Top 5 Uses of Personal Loans

  1. Credit Card Refinancing
  2. Car Financing
  3. Major Purchases
  4. Home Improvement
  5. Debt Consolidation

Your Questions and Answers

What is a personal loan?

A personal loan is an unsecured loan that any U.S. citizen over 18 with a bank account and income source can apply for. Typical loan amounts range from $250 to $5,000 and are offered by banks, credit unions and online lenders.

What is a personal line of credit from a bank?

A personal line of credit represents funds available to an individual that are generally tied to a checking account. All or some of this amount can be used when needed, with funds becoming available as the balance is paid. Credit cards are an example of this type of credit.

What is a line of credit loan?

A line of credit loan is an amount of available credit based on a secured asset, such as a house. Home Equity Lines of Credit (HELOCs) are the most common and have an expiration date. Lines of credit secured with cash, CD's or savings generally have no expiration date.

How much does it cost to apply?

It's free. Applying for a personal loan doesn't cost anything.

Can I get approved today?

If you apply today, you will receive a response in a matter of minutes. If approved, your funds could be in your account in as little as 24 hours.

When will my funds be available?

Your funds could be in your account in as little as 24 hours.

I'm not from the United States. Can I still get approved?

No. You must be a U.S. citizen to qualify.

I have no bank account. Can I still get approved?

No. The amount borrowed will be direct deposited into your bank account. If you do not have a bank account, you will not be able to submit your application.

What can I use this amount for?

They are useful for many needs, including one-time special events (weddings, celebrations and holidays), unexpected expenses (car or home issues, emergency medical expenses) or almost anything else that requires extra funds.

What's my interest rate and when do I need to pay back the loan?

It varies and depends on the lender. Once approved and matched with a lender, you'll be transferred to their website where you can review their terms and repayment schedule.

How will I know if I'm approved?

After the application is submitted, we try to match you with a lender in our network.

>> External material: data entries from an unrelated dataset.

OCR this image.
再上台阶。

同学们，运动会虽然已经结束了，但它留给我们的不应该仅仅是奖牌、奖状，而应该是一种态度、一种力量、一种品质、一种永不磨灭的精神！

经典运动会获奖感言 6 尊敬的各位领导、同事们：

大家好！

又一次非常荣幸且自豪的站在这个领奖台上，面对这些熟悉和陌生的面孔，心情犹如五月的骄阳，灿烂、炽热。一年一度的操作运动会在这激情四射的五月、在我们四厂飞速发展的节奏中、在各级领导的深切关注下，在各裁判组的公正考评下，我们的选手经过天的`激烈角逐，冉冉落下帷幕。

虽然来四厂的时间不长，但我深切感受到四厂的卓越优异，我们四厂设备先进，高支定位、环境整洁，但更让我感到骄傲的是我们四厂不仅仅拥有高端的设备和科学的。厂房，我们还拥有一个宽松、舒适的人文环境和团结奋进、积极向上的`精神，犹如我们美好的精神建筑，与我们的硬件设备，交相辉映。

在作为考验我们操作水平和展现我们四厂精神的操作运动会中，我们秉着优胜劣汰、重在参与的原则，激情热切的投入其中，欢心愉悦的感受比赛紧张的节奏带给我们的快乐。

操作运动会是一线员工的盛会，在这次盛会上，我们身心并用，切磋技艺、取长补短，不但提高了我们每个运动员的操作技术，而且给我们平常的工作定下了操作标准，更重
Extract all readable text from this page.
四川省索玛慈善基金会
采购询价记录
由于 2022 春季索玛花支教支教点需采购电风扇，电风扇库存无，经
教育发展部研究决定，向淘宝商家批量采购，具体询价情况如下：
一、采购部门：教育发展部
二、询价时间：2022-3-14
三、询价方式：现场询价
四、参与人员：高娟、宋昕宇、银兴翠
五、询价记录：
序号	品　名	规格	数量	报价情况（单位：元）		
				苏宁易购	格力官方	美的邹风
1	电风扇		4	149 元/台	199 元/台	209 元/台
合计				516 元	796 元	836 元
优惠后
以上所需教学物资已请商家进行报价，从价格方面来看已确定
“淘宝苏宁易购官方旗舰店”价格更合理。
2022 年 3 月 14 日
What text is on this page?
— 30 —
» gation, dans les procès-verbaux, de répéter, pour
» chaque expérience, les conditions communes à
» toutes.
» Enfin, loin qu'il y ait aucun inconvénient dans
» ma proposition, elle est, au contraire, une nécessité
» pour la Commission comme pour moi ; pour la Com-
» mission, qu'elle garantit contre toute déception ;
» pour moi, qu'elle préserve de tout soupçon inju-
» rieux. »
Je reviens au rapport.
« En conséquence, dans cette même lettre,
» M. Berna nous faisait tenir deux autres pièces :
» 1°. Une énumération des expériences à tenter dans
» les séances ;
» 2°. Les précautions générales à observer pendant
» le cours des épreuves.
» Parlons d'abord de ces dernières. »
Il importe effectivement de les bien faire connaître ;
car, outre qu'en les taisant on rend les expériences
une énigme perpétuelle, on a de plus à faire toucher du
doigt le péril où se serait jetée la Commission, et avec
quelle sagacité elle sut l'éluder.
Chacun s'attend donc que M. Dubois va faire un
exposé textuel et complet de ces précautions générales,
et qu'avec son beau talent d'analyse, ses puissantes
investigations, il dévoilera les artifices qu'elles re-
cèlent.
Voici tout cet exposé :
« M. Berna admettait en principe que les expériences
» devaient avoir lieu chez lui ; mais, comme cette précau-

If successful, you'll be taken to an electronic signature page to complete the process.

I just got denied, what can I do?

People can be denied for many reasons, including a high debt-to-income ratio, bad credit history or low credit score. However, there may be solutions if you need finances right away and know why you were denied. You may consider debt consolidation if debt is an issue. There are many other steps you can take as well that can improve your credit score and reduce your debt.

The form doesn't let me finish. What should I do?

Look at your screen — if there is a message such as "required field," you need to complete the area on the form. If you do not have a bank account, you will not be able to submit your application.